Die noch verbliebene österreichische Besatzung von rund 2000 Mann, die sich auf den Wällen verteilte, war durch die Überwindung der Mauern vom Rückzug über die Brücke abgeschnitten und musste sich ergeben. Anschließend versuchten die nachdrängenden Franzosen über die Steinerne Brücke die Donau zu überqueren, um zu verhindern, dass sich die österreichische Armee am Nordufer des Stroms wieder festsetzen konnte.
Sie stürmten fast gleichzeitig mit den noch durch die Stadt fliehenden österreichischen Soldaten über die Steinerne Brücke und in die Straßen von Stadt am Hof, wo es vor allem entlang der Hauptstraße zu einem heftigen Kampf mit der österreichischen Nachhut kam.

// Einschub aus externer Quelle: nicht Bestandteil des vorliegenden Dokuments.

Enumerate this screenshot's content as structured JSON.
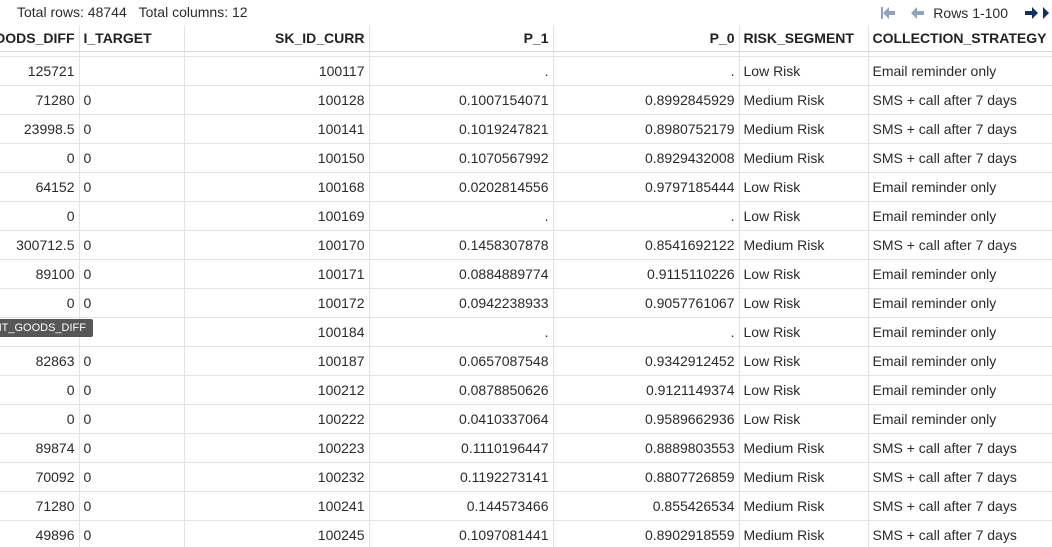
{
  "summary": {
    "total_rows": "Total rows: 48744",
    "total_columns": "Total columns: 12"
  },
  "pager": {
    "rows_label": "Rows 1-100"
  },
  "columns": [
    {
      "label": "AMT_CREDIT_MINUS_AMT_GOODS_DIFF",
      "align": "num"
    },
    {
      "label": "I_TARGET",
      "align": "txt"
    },
    {
      "label": "SK_ID_CURR",
      "align": "num"
    },
    {
      "label": "P_1",
      "align": "num"
    },
    {
      "label": "P_0",
      "align": "num"
    },
    {
      "label": "RISK_SEGMENT",
      "align": "txt"
    },
    {
      "label": "COLLECTION_STRATEGY",
      "align": "txt"
    }
  ],
  "rows": [
    [
      "125721",
      "",
      "100117",
      ".",
      ".",
      "Low Risk",
      "Email reminder only"
    ],
    [
      "71280",
      "0",
      "100128",
      "0.1007154071",
      "0.8992845929",
      "Medium Risk",
      "SMS + call after 7 days"
    ],
    [
      "23998.5",
      "0",
      "100141",
      "0.1019247821",
      "0.8980752179",
      "Medium Risk",
      "SMS + call after 7 days"
    ],
    [
      "0",
      "0",
      "100150",
      "0.1070567992",
      "0.8929432008",
      "Medium Risk",
      "SMS + call after 7 days"
    ],
    [
      "64152",
      "0",
      "100168",
      "0.0202814556",
      "0.9797185444",
      "Low Risk",
      "Email reminder only"
    ],
    [
      "0",
      "",
      "100169",
      ".",
      ".",
      "Low Risk",
      "Email reminder only"
    ],
    [
      "300712.5",
      "0",
      "100170",
      "0.1458307878",
      "0.8541692122",
      "Medium Risk",
      "SMS + call after 7 days"
    ],
    [
      "89100",
      "0",
      "100171",
      "0.0884889774",
      "0.9115110226",
      "Low Risk",
      "Email reminder only"
    ],
    [
      "0",
      "0",
      "100172",
      "0.0942238933",
      "0.9057761067",
      "Low Risk",
      "Email reminder only"
    ],
    [
      "",
      "",
      "100184",
      ".",
      ".",
      "Low Risk",
      "Email reminder only"
    ],
    [
      "82863",
      "0",
      "100187",
      "0.0657087548",
      "0.9342912452",
      "Low Risk",
      "Email reminder only"
    ],
    [
      "0",
      "0",
      "100212",
      "0.0878850626",
      "0.9121149374",
      "Low Risk",
      "Email reminder only"
    ],
    [
      "0",
      "0",
      "100222",
      "0.0410337064",
      "0.9589662936",
      "Low Risk",
      "Email reminder only"
    ],
    [
      "89874",
      "0",
      "100223",
      "0.1110196447",
      "0.8889803553",
      "Medium Risk",
      "SMS + call after 7 days"
    ],
    [
      "70092",
      "0",
      "100232",
      "0.1192273141",
      "0.8807726859",
      "Medium Risk",
      "SMS + call after 7 days"
    ],
    [
      "71280",
      "0",
      "100241",
      "0.144573466",
      "0.855426534",
      "Medium Risk",
      "SMS + call after 7 days"
    ],
    [
      "49896",
      "0",
      "100245",
      "0.1097081441",
      "0.8902918559",
      "Medium Risk",
      "SMS + call after 7 days"
    ]
  ],
  "tooltip": {
    "text": "AMT_CREDIT_MINUS_AMT_GOODS_DIFF"
  },
  "icons": {
    "first": "first-page-icon",
    "prev": "previous-page-icon",
    "next": "next-page-icon",
    "last": "last-page-icon"
  },
  "colors": {
    "icon_active": "#2b4a77",
    "icon_disabled": "#8fa3bf"
  }
}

In Stadtamhof angekommen, positionierten sich die Franzosen und schossen auf den Dreifaltigkeitsberg, wo sich umgekehrt die Österreicher gesammelt hatten und mit Kanonen auf Stadt am Hof schossen. Die entscheidende Stelle ist nicht die Dreifaltigkeitskirche, sondern weiter westlich, beim "Österreicher Weg", unmittelbar neben dem Schelmengraben.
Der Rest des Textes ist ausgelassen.